O jornalista está sendo acusado de atrapalhar uma investigação da Polícia Federal, a Delivey, que apura desvio de recursos da Educação destinados ao município de União, a 56 km de Teresina.
O delegado responsável pelas investigações, Alan Reis, disse que Tony Trindade estava realizando o monitoramento diário das investigações da Polícia Federal, obtendo informações privilégiadas de caráter sigiloso. Segundo ele, com isso, o jornalista estaria antecipando as etapas da operação aos alvos, contribuindo com a destruição de provas e orientando as testemunhas a apresentarem depoimentos convergentes.
"O alvo da operação teve acesso ilegal a informações que estavam resguardadas pelo sigilo investigativo. Durante os mandados de busca na operação Delivery, a gente pôde identificar algumas tentativas de interferência e embaraçamento à investigação", disse
O delegado afirmou que não restaram dúvidas de que o jornalista realizou o monitoramento indevido e ilegal das investigações. "Ele realizou encontros obscuros com o intuito de obter informações sigilosas, realizou acesso indevido a processos judiciais e apresentou e tentou manipular versões entre investigados e testemunhas", explicou o delegado.

O delegado foi questionado porque o agente público que teria vazado as informações sigilosas ao jornalista não foi preso.
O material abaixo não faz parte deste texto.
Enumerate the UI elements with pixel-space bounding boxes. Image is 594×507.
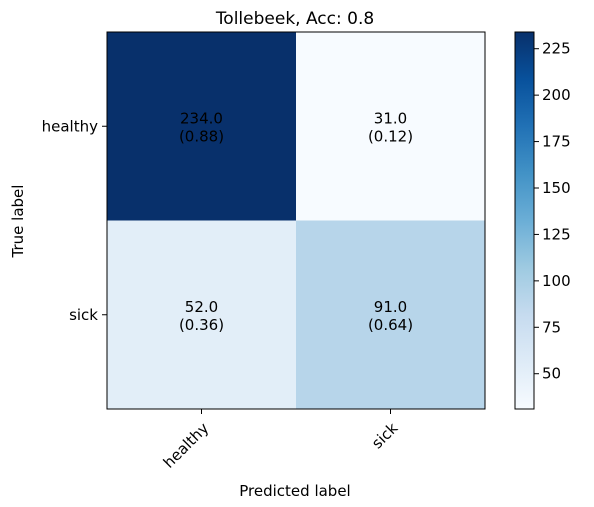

Alan Reis disse que o agente ainda não foi identificado e que a PF tenta identificá-lo para que sejam tomadas as providências.
A delegada Mariana Paranhos disse que os investigados (advogados, jornalista, investigados na operação Delivery) cometeram uma conduta grave e que a pena pode chegar a oito anos de prisão.
"Esse vazamento de informações sigilosas coloca em risco não apenas a investigação policial, o processo judicial que não vai conseguir fazer Justiça e também coloca em risco a vidace a integridade física dos envolvidos em cada etapa da investigação e por isso devem ser fortemente proibidos", afirma Mariana Paranhos.